Benzalhydantoin derivative-based inhibitors of eight receptor tyrosine kinases: synthesis, in-vitro, and in-silico study

Abstract

Some hydantoin derivatives have been explored for their potential as anticancer agents by inhibiting receptor tyrosine kinases (RTKs). Benzalhydantoin derivatives were obtained from a two-step reaction: condensation and alkylation reaction. The benzalhydantoin activities were obtained from the enzymatic assay, while the molecular interaction was simulated with molecular docking. Five known compounds (5-9) and two new benzalhydantoin derivatives 10-11 have been synthesized from the appropriate precursors with 4-71% yields. The structures of the compounds were determined mainly by NMR and mass spectral data. From the chemical shift of the H-7’, the configuration of the products 5, 7, 9-11 were determined as Z-isomer, while 6 and 8 were defined as E-isomer. A bioassay of the seven derivatives at 10 μM against eight receptor tyrosine kinases (EGFR, HER2, HER4, IGF1R, InsR, VEGFR-2, and PDGFR-α and -β) showed that 8:(Z)-5-(4'-hydroxy-3'methoxybenzylidene)imidazolidine-2,4-dione and 10: (Z)-5-(4'-methoxybenzylidene) imidazolidine-2,4-dione were moderately active against VEGFR-2, with inhibition of 46 and 56%, respectively.

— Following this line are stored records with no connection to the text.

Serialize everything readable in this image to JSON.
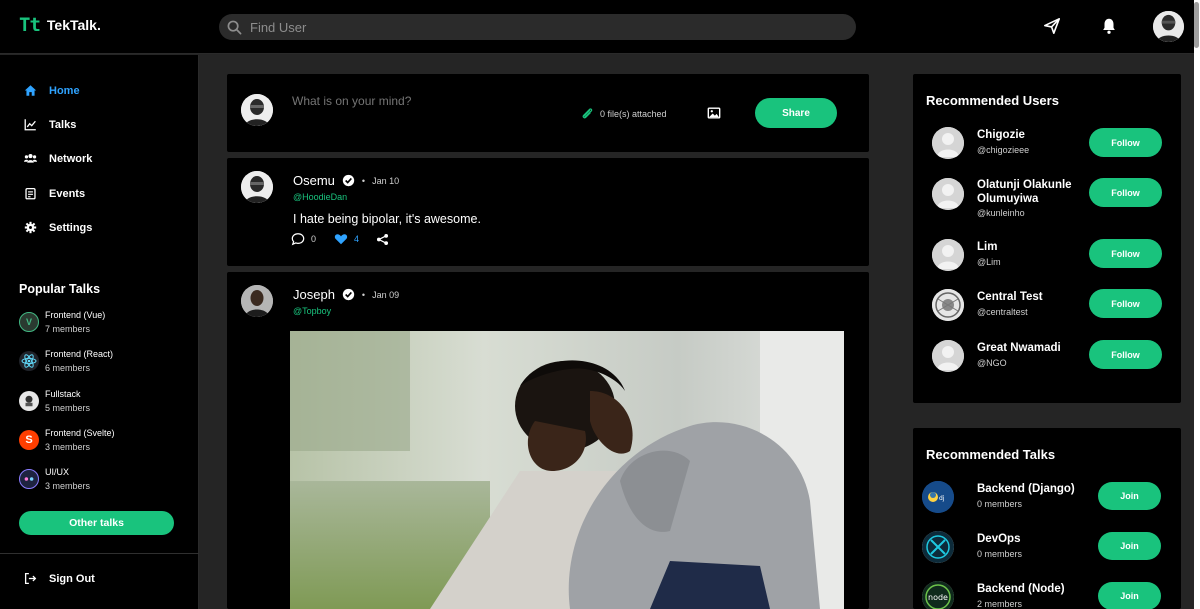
{
  "app": {
    "logo_mark": "Tt",
    "name": "TekTalk."
  },
  "search": {
    "placeholder": "Find User"
  },
  "sidebar": {
    "items": [
      {
        "label": "Home",
        "active": true
      },
      {
        "label": "Talks"
      },
      {
        "label": "Network"
      },
      {
        "label": "Events"
      },
      {
        "label": "Settings"
      }
    ],
    "popular_title": "Popular Talks",
    "popular": [
      {
        "name": "Frontend (Vue)",
        "members": "7 members"
      },
      {
        "name": "Frontend (React)",
        "members": "6 members"
      },
      {
        "name": "Fullstack",
        "members": "5 members"
      },
      {
        "name": "Frontend (Svelte)",
        "members": "3 members"
      },
      {
        "name": "UI/UX",
        "members": "3 members"
      }
    ],
    "other_talks_label": "Other talks",
    "sign_out_label": "Sign Out"
  },
  "composer": {
    "placeholder": "What is on your mind?",
    "attached": "0 file(s) attached",
    "share_label": "Share"
  },
  "posts": [
    {
      "name": "Osemu",
      "date": "Jan 10",
      "handle": "@HoodieDan",
      "text": "I hate being bipolar, it's awesome.",
      "comments": "0",
      "likes": "4"
    },
    {
      "name": "Joseph",
      "date": "Jan 09",
      "handle": "@Topboy"
    }
  ],
  "recommended_users": {
    "title": "Recommended Users",
    "follow_label": "Follow",
    "users": [
      {
        "name": "Chigozie",
        "handle": "@chigozieee"
      },
      {
        "name": "Olatunji Olakunle Olumuyiwa",
        "handle": "@kunleinho"
      },
      {
        "name": "Lim",
        "handle": "@Lim"
      },
      {
        "name": "Central Test",
        "handle": "@centraltest"
      },
      {
        "name": "Great Nwamadi",
        "handle": "@NGO"
      }
    ]
  },
  "recommended_talks": {
    "title": "Recommended Talks",
    "join_label": "Join",
    "talks": [
      {
        "name": "Backend (Django)",
        "members": "0 members"
      },
      {
        "name": "DevOps",
        "members": "0 members"
      },
      {
        "name": "Backend (Node)",
        "members": "2 members"
      }
    ]
  },
  "colors": {
    "accent": "#19c37d",
    "active": "#2fa3ff",
    "background": "#252525",
    "card": "#000000"
  }
}
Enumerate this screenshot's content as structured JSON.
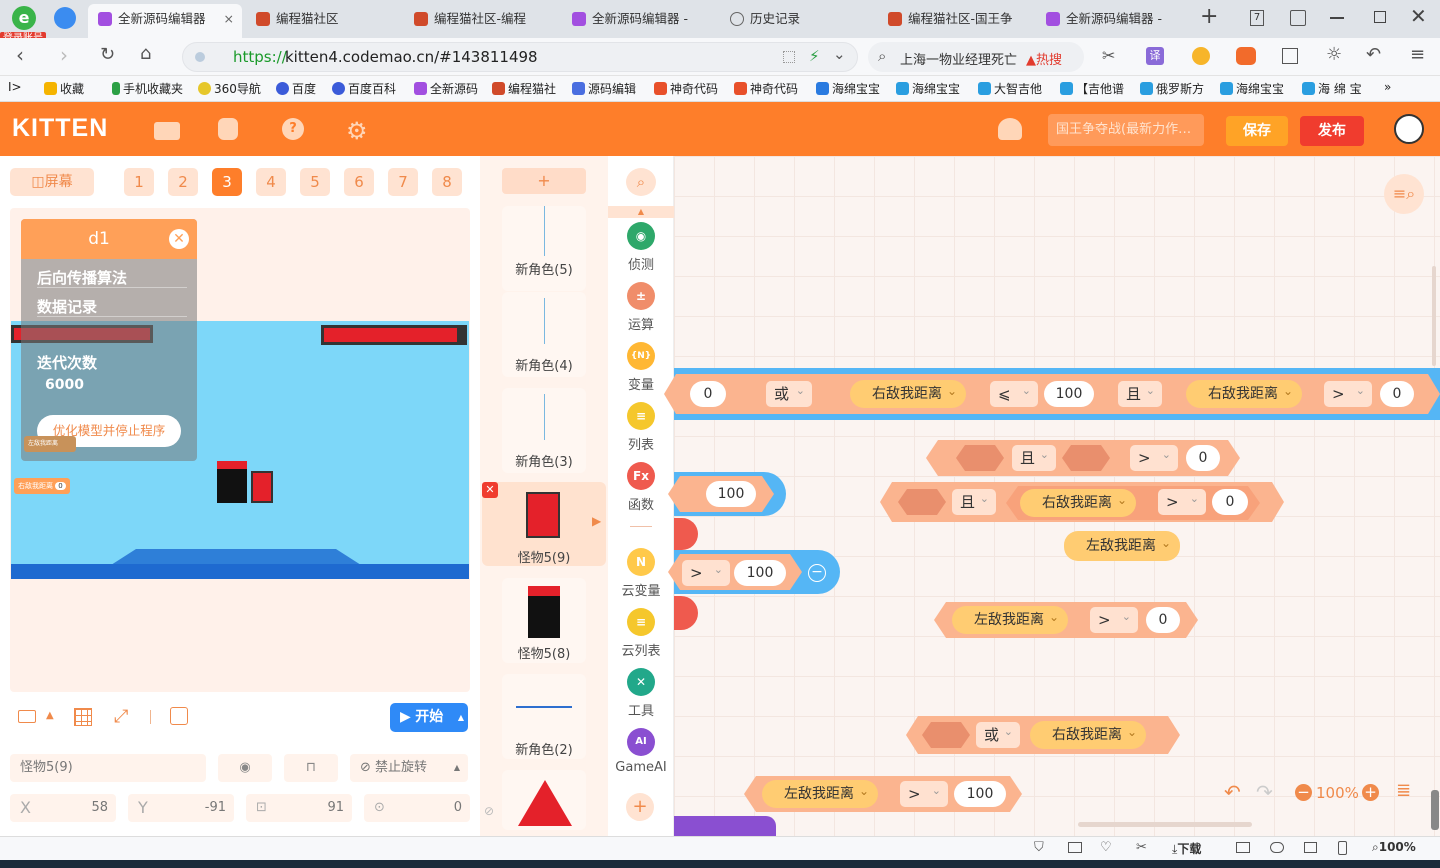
{
  "browser": {
    "login_badge": "登录账号",
    "tabs": [
      "全新源码编辑器",
      "编程猫社区",
      "编程猫社区-编程",
      "全新源码编辑器 -",
      "历史记录",
      "编程猫社区-国王争",
      "全新源码编辑器 -"
    ],
    "tab_close": "×",
    "new_tab": "+",
    "url_prefix": "https://",
    "url": "kitten4.codemao.cn/#143811498",
    "search_text": "上海一物业经理死亡",
    "hot_label": "热搜",
    "translate": "译",
    "badge_num": "7",
    "bookmarks_toggle": "I>",
    "bookmarks": [
      "收藏",
      "手机收藏夹",
      "360导航",
      "百度",
      "百度百科",
      "全新源码",
      "编程猫社",
      "源码编辑",
      "神奇代码",
      "神奇代码",
      "海绵宝宝",
      "海绵宝宝",
      "大智吉他",
      "【吉他谱",
      "俄罗斯方",
      "海绵宝宝",
      "海 绵 宝"
    ],
    "more": "»"
  },
  "app": {
    "logo": "KITTEN",
    "project_title": "国王争夺战(最新力作…",
    "save": "保存",
    "publish": "发布"
  },
  "stage": {
    "screen_btn": "屏幕",
    "scenes": [
      "1",
      "2",
      "3",
      "4",
      "5",
      "6",
      "7",
      "8"
    ],
    "selected_scene": "3",
    "panel": {
      "title": "d1",
      "items": [
        "后向传播算法",
        "数据记录",
        "迭代次数"
      ],
      "value": "6000",
      "button": "优化模型并停止程序"
    },
    "var_left": "右敌我距离",
    "var_left_val": "0",
    "var_small": "左敌我距离",
    "start": "开始"
  },
  "props": {
    "sprite_name": "怪物5(9)",
    "rotate": "禁止旋转",
    "x_label": "X",
    "x": "58",
    "y_label": "Y",
    "y": "-91",
    "size": "91",
    "dir": "0"
  },
  "sprites": {
    "add": "+",
    "items": [
      "新角色(5)",
      "新角色(4)",
      "新角色(3)",
      "怪物5(9)",
      "怪物5(8)",
      "新角色(2)"
    ]
  },
  "categories": [
    {
      "label": "侦测",
      "color": "#2ea86a",
      "sym": "◉"
    },
    {
      "label": "运算",
      "color": "#f08d6a",
      "sym": "±"
    },
    {
      "label": "变量",
      "color": "#ffb733",
      "sym": "{N}"
    },
    {
      "label": "列表",
      "color": "#f5c72c",
      "sym": "≡"
    },
    {
      "label": "函数",
      "color": "#ef5a4e",
      "sym": "Fx"
    },
    {
      "label": "云变量",
      "color": "#ffc94a",
      "sym": "N"
    },
    {
      "label": "云列表",
      "color": "#f5c72c",
      "sym": "≡"
    },
    {
      "label": "工具",
      "color": "#22a88a",
      "sym": "✕"
    },
    {
      "label": "GameAI",
      "color": "#8a4fd1",
      "sym": "AI"
    }
  ],
  "blocks": {
    "row1": {
      "n0": "0",
      "or": "或",
      "v1": "右敌我距离",
      "op1": "⩽",
      "n1": "100",
      "and": "且",
      "v2": "右敌我距离",
      "op2": ">",
      "n2": "0"
    },
    "left1": {
      "n": "100"
    },
    "left2": {
      "op": ">",
      "n": "100"
    },
    "b_and1": {
      "and": "且",
      "op": ">",
      "n": "0"
    },
    "b_and2": {
      "and": "且",
      "v": "右敌我距离",
      "op": ">",
      "n": "0"
    },
    "b_left": {
      "v": "左敌我距离"
    },
    "b_cmp": {
      "v": "左敌我距离",
      "op": ">",
      "n": "0"
    },
    "b_or": {
      "or": "或",
      "v": "右敌我距离"
    },
    "b_cmp2": {
      "v": "左敌我距离",
      "op": ">",
      "n": "100"
    },
    "zoom": "100%"
  },
  "status": {
    "download": "下载",
    "zoom": "100%"
  }
}
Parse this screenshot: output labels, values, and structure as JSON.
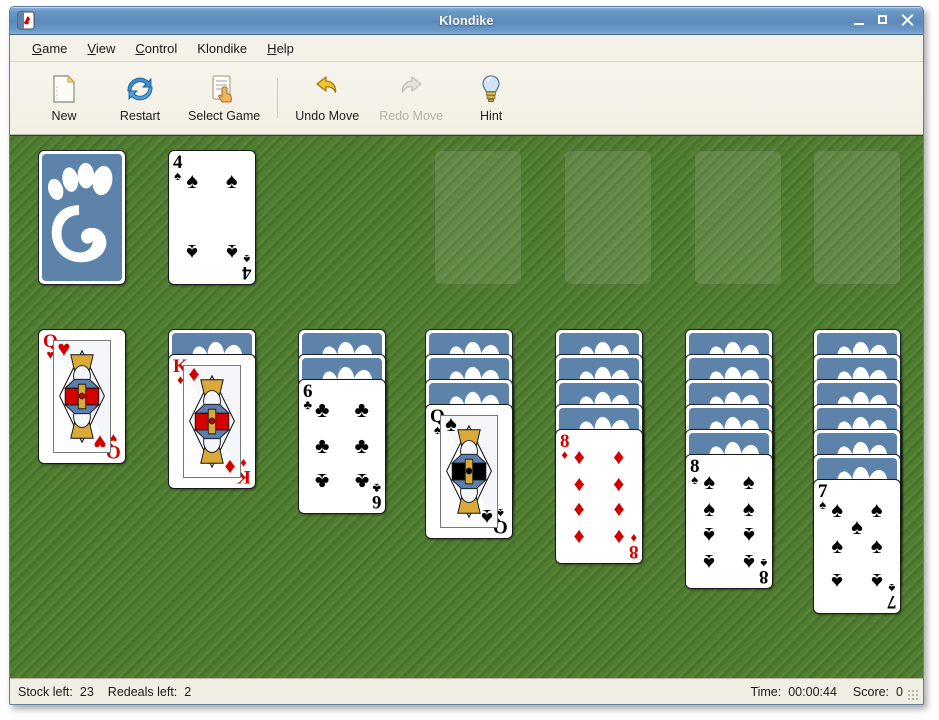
{
  "window": {
    "title": "Klondike",
    "icon": "playing-card-icon",
    "controls": {
      "minimize": "minimize",
      "maximize": "maximize",
      "close": "close"
    }
  },
  "menubar": {
    "items": [
      {
        "label": "Game",
        "mnemonic": "G"
      },
      {
        "label": "View",
        "mnemonic": "V"
      },
      {
        "label": "Control",
        "mnemonic": "C"
      },
      {
        "label": "Klondike",
        "mnemonic": ""
      },
      {
        "label": "Help",
        "mnemonic": "H"
      }
    ]
  },
  "toolbar": {
    "buttons": [
      {
        "label": "New",
        "icon": "new-document-icon",
        "enabled": true
      },
      {
        "label": "Restart",
        "icon": "refresh-icon",
        "enabled": true
      },
      {
        "label": "Select Game",
        "icon": "select-game-icon",
        "enabled": true
      },
      {
        "label": "Undo Move",
        "icon": "undo-arrow-icon",
        "enabled": true
      },
      {
        "label": "Redo Move",
        "icon": "redo-arrow-icon",
        "enabled": false
      },
      {
        "label": "Hint",
        "icon": "lightbulb-icon",
        "enabled": true
      }
    ]
  },
  "board": {
    "felt_color": "#4c7a2c",
    "card_back_color": "#5d83ab",
    "card_back_art": "gnome-foot-logo",
    "stock": {
      "name": "stock-pile",
      "face_down_visible": true,
      "cards_remaining": 23
    },
    "waste": {
      "name": "waste-pile",
      "top_card": {
        "rank": "4",
        "suit": "spades",
        "color": "black"
      }
    },
    "foundations": [
      {
        "name": "foundation-1",
        "empty": true
      },
      {
        "name": "foundation-2",
        "empty": true
      },
      {
        "name": "foundation-3",
        "empty": true
      },
      {
        "name": "foundation-4",
        "empty": true
      }
    ],
    "tableau": [
      {
        "name": "tableau-column-1",
        "face_down": 0,
        "face_up": [
          {
            "rank": "Q",
            "suit": "hearts",
            "color": "red",
            "court": true
          }
        ]
      },
      {
        "name": "tableau-column-2",
        "face_down": 1,
        "face_up": [
          {
            "rank": "K",
            "suit": "diamonds",
            "color": "red",
            "court": true
          }
        ]
      },
      {
        "name": "tableau-column-3",
        "face_down": 2,
        "face_up": [
          {
            "rank": "6",
            "suit": "clubs",
            "color": "black",
            "court": false
          }
        ]
      },
      {
        "name": "tableau-column-4",
        "face_down": 3,
        "face_up": [
          {
            "rank": "Q",
            "suit": "spades",
            "color": "black",
            "court": true
          }
        ]
      },
      {
        "name": "tableau-column-5",
        "face_down": 4,
        "face_up": [
          {
            "rank": "8",
            "suit": "diamonds",
            "color": "red",
            "court": false
          }
        ]
      },
      {
        "name": "tableau-column-6",
        "face_down": 5,
        "face_up": [
          {
            "rank": "8",
            "suit": "spades",
            "color": "black",
            "court": false
          }
        ]
      },
      {
        "name": "tableau-column-7",
        "face_down": 6,
        "face_up": [
          {
            "rank": "7",
            "suit": "spades",
            "color": "black",
            "court": false
          }
        ]
      }
    ]
  },
  "statusbar": {
    "stock_label": "Stock left:",
    "stock_value": "23",
    "redeals_label": "Redeals left:",
    "redeals_value": "2",
    "time_label": "Time:",
    "time_value": "00:00:44",
    "score_label": "Score:",
    "score_value": "0"
  }
}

In addition, 8 was also active against PDGFR-α and -β, with a 57% inhibition. Further evaluation of 8 and 10 using AutoDock4 showed their binding energy interactions with VEGFR2 (PDB ID: 4AG8) around -6.96 and -7.32 kcal/mol, respectively. Thus, both compounds are potential candidates to be optimized further as inhibitors of angiogenesis blood vessel development.